In one of my recent TEDx Talks I referred casually to a hypothetical breakfast with Bollywood diva, Deepika Padukone. Believe it or not, my innate intent in mentioning this unlikely possibility, was more to highlight the importance of ‘breakfast’ than to enhance the prominence levels of the already much celebrated Ms Padukone!
At times I like to ask my audiences, about the duration of time that they actually spend on breakfast every day. I give them multiple choices- zero to one minute, one to three minutes, three to five minutes, or more than five minutes. The answers I get seldom surprise me. Very rarely does a hand or two go up in response to the last option.
It is a malaise of our era that we do not spend enough time on the things that really matter. We will spend hours in traffic travelling to and attending a wedding, gaping at others, unable to speak to anyone since the music is blaring and rather cacophonously at that. But we will not spend even ten minutes with our own family at meal time. We are too busy for that, too engrossed in our work at lunch time, and too engrossed in the idiot box or the internet at supper time. Meal times present opportunities for us to catch up with our loved ones, especially our children. The simultaneous viewing of television has to be a strict ‘No, no’. Unless a T-20 match is being beamed live – Just kidding!
Of course, if Ms Padukone were to actually accept an invitation to breakfast, we would surely pay much more attention to that event. We would take the day off, not wanting the thought of work to mar it. We would hope that it would be a long and leisurely occasion, with the conversation and laughter flowing endlessly. But the next morning we would be back to being our usual selves, rushing to work after having nibbled at a sandwich, after having gobbled up a banana. Milk would be gulped down in a trice and we would soon be in a car speeding to its destination.

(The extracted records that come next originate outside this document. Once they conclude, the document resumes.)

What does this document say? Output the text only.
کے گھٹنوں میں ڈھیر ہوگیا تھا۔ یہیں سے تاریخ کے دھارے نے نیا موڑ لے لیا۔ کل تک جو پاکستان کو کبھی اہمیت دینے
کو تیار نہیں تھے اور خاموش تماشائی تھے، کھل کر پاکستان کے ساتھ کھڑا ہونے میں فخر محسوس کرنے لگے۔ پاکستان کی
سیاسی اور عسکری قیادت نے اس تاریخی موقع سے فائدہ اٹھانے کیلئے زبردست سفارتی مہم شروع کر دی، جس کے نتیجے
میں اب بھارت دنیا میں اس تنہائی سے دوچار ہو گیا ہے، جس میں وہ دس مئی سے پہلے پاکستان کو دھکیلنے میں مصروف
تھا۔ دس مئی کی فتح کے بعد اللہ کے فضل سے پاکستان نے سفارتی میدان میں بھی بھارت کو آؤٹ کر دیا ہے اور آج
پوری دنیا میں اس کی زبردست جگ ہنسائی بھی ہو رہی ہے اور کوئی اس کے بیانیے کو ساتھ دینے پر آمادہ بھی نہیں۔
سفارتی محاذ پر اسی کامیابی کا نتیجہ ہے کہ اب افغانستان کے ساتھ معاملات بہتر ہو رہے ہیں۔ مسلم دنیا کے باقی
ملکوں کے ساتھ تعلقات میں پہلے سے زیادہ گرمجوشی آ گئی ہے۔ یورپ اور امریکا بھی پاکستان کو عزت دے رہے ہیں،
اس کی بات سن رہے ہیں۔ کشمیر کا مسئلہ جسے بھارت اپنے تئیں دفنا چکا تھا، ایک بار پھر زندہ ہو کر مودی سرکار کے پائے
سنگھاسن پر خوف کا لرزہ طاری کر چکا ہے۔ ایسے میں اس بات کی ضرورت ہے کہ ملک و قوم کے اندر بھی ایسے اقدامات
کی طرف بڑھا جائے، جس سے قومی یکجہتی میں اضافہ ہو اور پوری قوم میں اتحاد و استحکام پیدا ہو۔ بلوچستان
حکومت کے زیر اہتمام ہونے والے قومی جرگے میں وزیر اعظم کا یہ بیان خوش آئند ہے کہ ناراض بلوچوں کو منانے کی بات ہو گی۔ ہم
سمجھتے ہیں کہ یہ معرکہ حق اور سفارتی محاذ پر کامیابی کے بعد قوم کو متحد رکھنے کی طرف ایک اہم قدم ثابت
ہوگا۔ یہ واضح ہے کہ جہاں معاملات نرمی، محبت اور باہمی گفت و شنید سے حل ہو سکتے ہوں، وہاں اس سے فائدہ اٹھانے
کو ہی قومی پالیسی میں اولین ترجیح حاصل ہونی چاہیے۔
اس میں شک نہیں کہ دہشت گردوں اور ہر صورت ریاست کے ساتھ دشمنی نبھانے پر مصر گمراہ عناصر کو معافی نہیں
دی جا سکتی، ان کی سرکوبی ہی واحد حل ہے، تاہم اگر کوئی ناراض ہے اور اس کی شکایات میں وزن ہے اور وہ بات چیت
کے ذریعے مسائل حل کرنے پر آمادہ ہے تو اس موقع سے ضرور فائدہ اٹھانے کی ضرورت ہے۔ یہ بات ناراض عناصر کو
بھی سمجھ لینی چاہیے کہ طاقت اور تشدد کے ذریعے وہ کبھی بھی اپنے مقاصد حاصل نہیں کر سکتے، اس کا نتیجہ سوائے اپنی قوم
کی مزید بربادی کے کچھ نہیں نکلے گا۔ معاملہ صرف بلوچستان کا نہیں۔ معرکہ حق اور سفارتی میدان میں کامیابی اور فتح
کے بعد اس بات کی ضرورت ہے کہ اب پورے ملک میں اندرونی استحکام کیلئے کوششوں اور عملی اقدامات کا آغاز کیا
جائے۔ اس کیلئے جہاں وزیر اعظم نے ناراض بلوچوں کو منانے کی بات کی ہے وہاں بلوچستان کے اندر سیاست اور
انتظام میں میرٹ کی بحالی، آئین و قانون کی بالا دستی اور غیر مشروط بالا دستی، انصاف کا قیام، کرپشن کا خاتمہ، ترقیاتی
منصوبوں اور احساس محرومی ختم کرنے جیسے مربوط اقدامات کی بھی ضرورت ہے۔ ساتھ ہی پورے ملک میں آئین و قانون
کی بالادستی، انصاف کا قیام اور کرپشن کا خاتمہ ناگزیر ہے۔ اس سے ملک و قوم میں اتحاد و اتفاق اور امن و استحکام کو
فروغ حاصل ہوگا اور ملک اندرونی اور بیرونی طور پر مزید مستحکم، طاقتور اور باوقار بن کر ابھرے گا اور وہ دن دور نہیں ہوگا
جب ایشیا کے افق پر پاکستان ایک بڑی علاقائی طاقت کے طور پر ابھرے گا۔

In some ways, even our lives are speeding to destinations that are unclear and hazy. We need to enjoy the journey and not wait for 2024 to be happy! Socrates, the great Greek philosopher who knew a thing or two about life,
famously warned mankind to ‘beware the barrenness of a busy life.’ Busy lives are meant to lead to happiness in some way, otherwise what is the point of living them? If one is forever occupied in work at the cost of spending quality time with self and family, something is missing.
Success undoubtedly comes from working hard. But what price is success if we forget to relish our wins and savour the sense of achievement that comes with it? A Harvard Business Review (HBR) article on ‘busyness’ by Silvia Bellezza, Neeru Paharia and Anat Keinan, mentions the fact that phrases like ‘crazy schedules’ and ‘having no life’ are used by people seeking to ‘influence perceptions of status in the eyes of others’. So here we have another malady of our times. Even if one is not as occupied with work as others are, one seeks to create an impression of ‘busyness’.
Success, alas, does not come through such games that people play. It comes from being able to feel a bounce in the heart and being able to a sing a song of joy. And these happy moments do come from material success but they come even more from inner peace.
The ever charming actor, Richard Gere, who is something of a philosopher now, states that he would ‘rather be loved than have money and those sorts of things’. Perhaps it takes years of ups and downs to come to such conclusions in life. Till then most of us love to remain busy or just pretend to be so. Thus it is dinner each day with the family that matters more in the ultimate analysis than that one-off dreamy breakfast with Deepika Padukone. Let us give it
the attention it deserves. Ms Padukone has many other things on her plate anyway!